Last year Lonerism took top slots on both Jim and Greg’s Best of 2012 lists. Now we’ve got Tame Impala performing those new psychedelic classics live in our studio! And along the way, lead singer Kevin Parker talks about the band’s influences, both expected ( The Flaming Lips) and not ( Supertramp), and his desire to work with producer Dave Fridmann. The Australian musicians also debate whether actual psychedelic substances contribute to a psychedelic sound. Certainly you don’t need them to enjoy the result.

Silence Yourself Savages

Album Art

Last year, London-based quartet Savages burst onto the indie scene seemingly fully formed. Jehny Beth, Gemma Thompson, Ayse Hassan, and Fay Milton had been a band for less than a year when the UK music press caught on to Husbands, the group’s debut single. Critically acclaimed performances at CMJ, SXSW, and Coachella followed (In our own SXSW wrap-up, Jim declared he had seen God at Savages’ set). So do they deliver on their Matador Recordsdebut Silence Yourself? Jim’s answer is an unequivocal Yes! Not only does he stand by his previous claim that Jehny Beth is the most compelling rock frontperson since Kurt Cobain, he extends the Nirvana metaphor. Just like that legendary nineties grunge band, Savages take familiar ingredients ( post-punk and minimalism) and make them fresh.
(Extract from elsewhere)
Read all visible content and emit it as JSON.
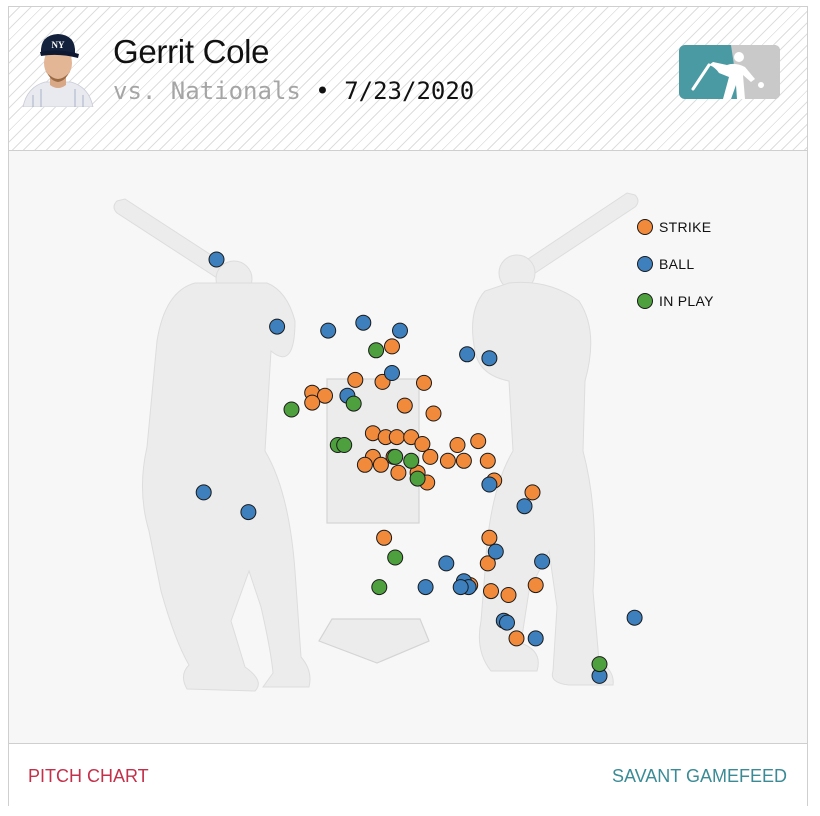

Greg agrees. This is a serious band, he says, with the album cover manifesto to prove it and the songs to back it up. Silence Yourself gets an enthusiastic double Buy It.

Jim

Tame Impala’s Kevin Parker wasn’t afraid to declare his love for the admittedly un-hip Supertramp during this week’s interview, and neither is Jim. Jim celebrates the British band’s signature mix of prog and pop during this week’s DIJ. He says Take the Long Way Home from 1979’s Breakfast in America is characteristic of the band’s simultaneously sunny and threatening take on orchestral pop.